Il vomere sotterra il giallo dell'ormai inutile seccia e le colline mostrano il grigio creta che tende al viola tenue, come l'impasto destinato al vasaio che la maneggia, la forma e poi la mette in forno. Non si ricorda un'estate calda come questa, se non quella di fine guerra, la seconda, quando passarono di qui le truppe germaniche in ritirata. Quell'anno fu annata magra di grano e di granaglie. La frutta venne striminzita, l'uva dette poco vino e neanche tanto buono ma, per fortuna, c'era in attesa il raccolto più ambito, la pace, alfine.
Di quel tempo rimane anche un rudere, invaso dai rovi e dagli arbusti inutili, spontanei, tra i quali spunta un mozzicone di balcone, a testimoniare che ci si abitava. È l'ultimo baluardo dell'antico borgo, non ricostruito, una testimonianza che cerca ancora di resistere.
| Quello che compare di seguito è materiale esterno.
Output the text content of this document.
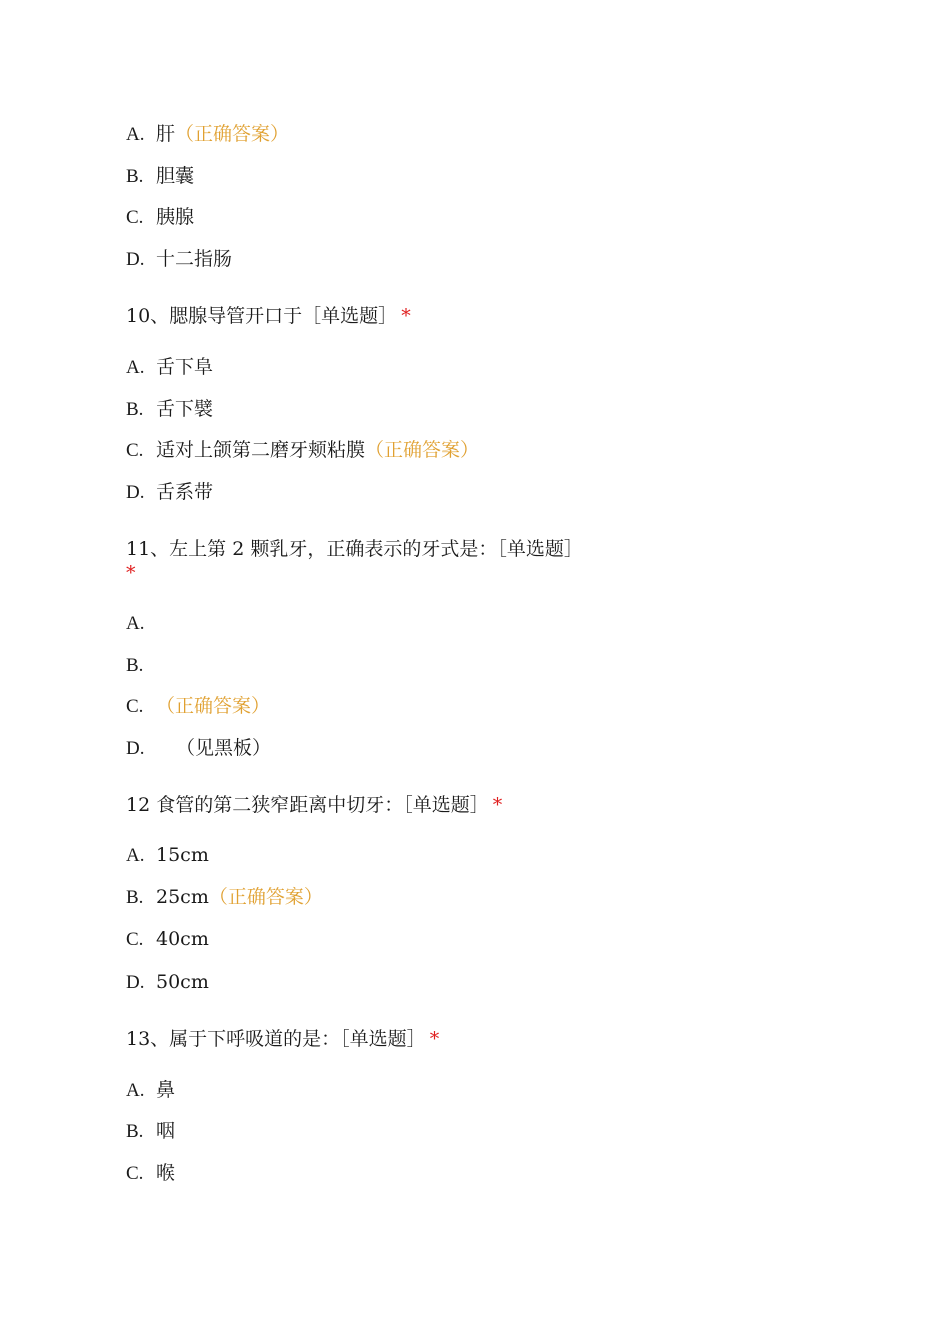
A. 肝（正确答案）
B. 胆囊
C. 胰腺
D. 十二指肠
10、腮腺导管开口于［单选题］ *
A. 舌下阜
B. 舌下襞
C. 适对上颌第二磨牙颊粘膜（正确答案）
D. 舌系带
11、左上第 2 颗乳牙，正确表示的牙式是：［单选题］
*
A.
B.
C. （正确答案）
D. （见黑板）
12 食管的第二狭窄距离中切牙：［单选题］ *
A. 15cm
B. 25cm（正确答案）
C. 40cm
D. 50cm
13、属于下呼吸道的是：［单选题］ *
A. 鼻
B. 咽
C. 喉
Si chiamava Hans, austriaco di nascita.
Durante la ritirata tedesca, era un artificiere della wehrmact in forza ad un reparto che risaliva la Toscana e comandava un drappello incaricato di far saltare i passaggi obbligati per ritardare l'avanzata degli alleati. Mentre faceva minare il paese, venne avvicinato da un abitante del luogo, un invalido di guerra, quella precedente, che aveva fatto anni di prigionia in Austria e conoscendo un po' di tedesco, cercando di fraternizzare, tentava di farlo recedere dal minare le case che incanalavano la stretta carreggiata che andava oltre, verso Nord. Cecchino, così lo chiamavano, per via della sua partecipazione alla Grande Guerra, non certo in quella veste, la mise sul sentimentale, sul patetico. Domandò al militare di dove fosse, come si chiamasse ed ebbe delle risposte insospettate, che lo commossero, perfino. Lui, fatto prigioniero, poiché ferito, venne mandato nelle retrovie e una volta curato, utilizzato nei lavori agricoli che sapeva fare. Ora stava interloquendo, coincidenza impensabile, con quello che era il bambino della famiglia di agricoltori presso i quali aveva lavorato come prigioniero di guerra.  Anche il “tedesco” ricordò, anche se non lo riconobbe e, per questo, minò soltanto parzialmente l'abitato che così ebbe danni limitati.  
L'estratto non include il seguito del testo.